Он внезапно появился из-за деревьев. Длинные нечесаные волосы и всклокоченная борода наводили на мысль, что это отшельник, один из затворников, что избегают соприкосновения с другими людьми, живут в уединении, но зависят от милостыни своих соседей, которые часто восторгаются их набожностью, простотой и благочестивым образом жизни. Но старик опирался на дорожный посох, а стало быть, мог совершать паломничество в священную обитель Мон-Сен-Мишель.

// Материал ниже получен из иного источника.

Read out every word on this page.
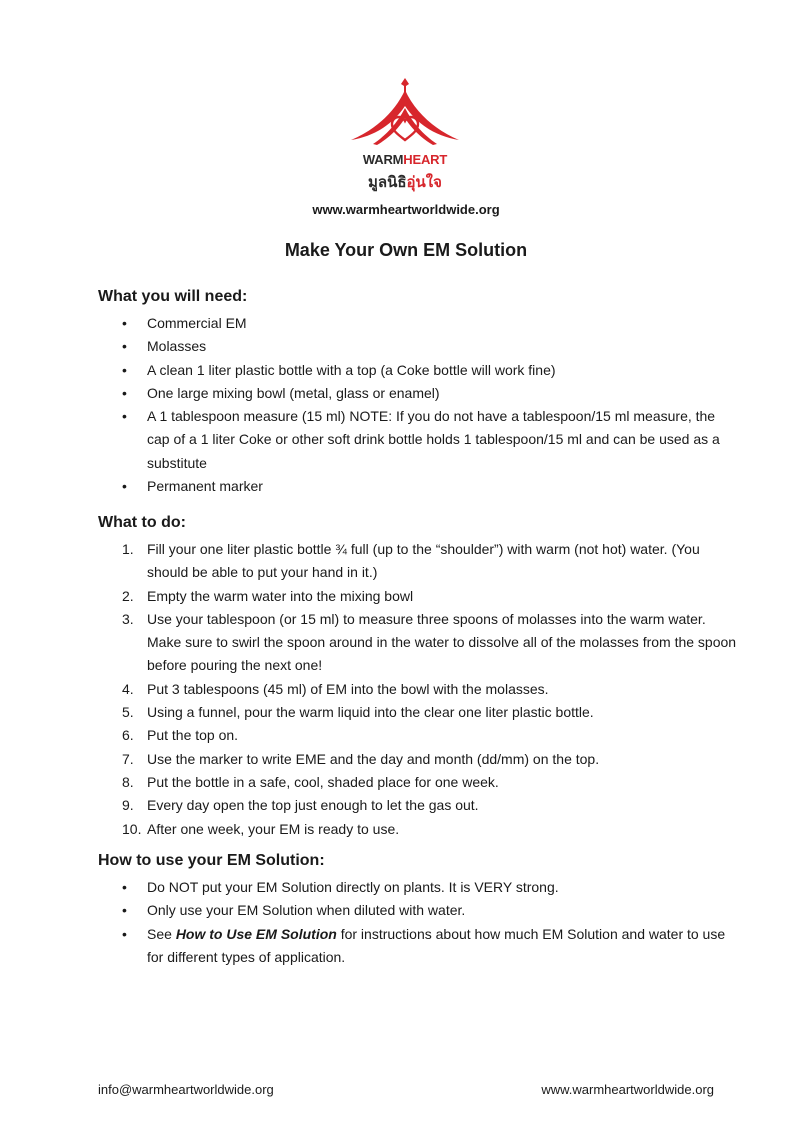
WARMHEART
มูลนิธิอุ่นใจ
www.warmheartworldwide.org
Make Your Own EM Solution
What you will need:
• Commercial EM
• Molasses
• A clean 1 liter plastic bottle with a top (a Coke bottle will work fine)
• One large mixing bowl (metal, glass or enamel)
• A 1 tablespoon measure (15 ml) NOTE: If you do not have a tablespoon/15 ml measure, the cap of a 1 liter Coke or other soft drink bottle holds 1 tablespoon/15 ml and can be used as a substitute
• Permanent marker
What to do:
1. Fill your one liter plastic bottle ¾ full (up to the “shoulder”) with warm (not hot) water. (You should be able to put your hand in it.)
2. Empty the warm water into the mixing bowl
3. Use your tablespoon (or 15 ml) to measure three spoons of molasses into the warm water. Make sure to swirl the spoon around in the water to dissolve all of the molasses from the spoon before pouring the next one!
4. Put 3 tablespoons (45 ml) of EM into the bowl with the molasses.
5. Using a funnel, pour the warm liquid into the clear one liter plastic bottle.
6. Put the top on.
7. Use the marker to write EME and the day and month (dd/mm) on the top.
8. Put the bottle in a safe, cool, shaded place for one week.
9. Every day open the top just enough to let the gas out.
10. After one week, your EM is ready to use.
How to use your EM Solution:
• Do NOT put your EM Solution directly on plants. It is VERY strong.
• Only use your EM Solution when diluted with water.
• See How to Use EM Solution for instructions about how much EM Solution and water to use for different types of application.
info@warmheartworldwide.org	www.warmheartworldwide.org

Лошади попятились, когда паломник, хромая, подошел ближе – животным не нравился исходящий от него неприятный запах.
– Подай ему, Андре, – приказал Ричард. Когда кузен вскинул бровь, он улыбнулся. – Ты же знаешь, что монархи не носят при себе денег.
Король посмотрел, как Андре развязывает кошель и бросает несколько монет под ноги старику.
– Андре, неужели я не могу позволить себе большую щедрость? – спросил он.
С преувеличенно тяжелым вздохом Андре выудил из сумы еще пару денье. Но отшельник, вместо того, чтобы наклониться за подаянием, подошел к всадникам ближе, пристально всматриваясь в их лица. Он медленно переводил взгляд с одного на другого, пока не остановился на Ричарде.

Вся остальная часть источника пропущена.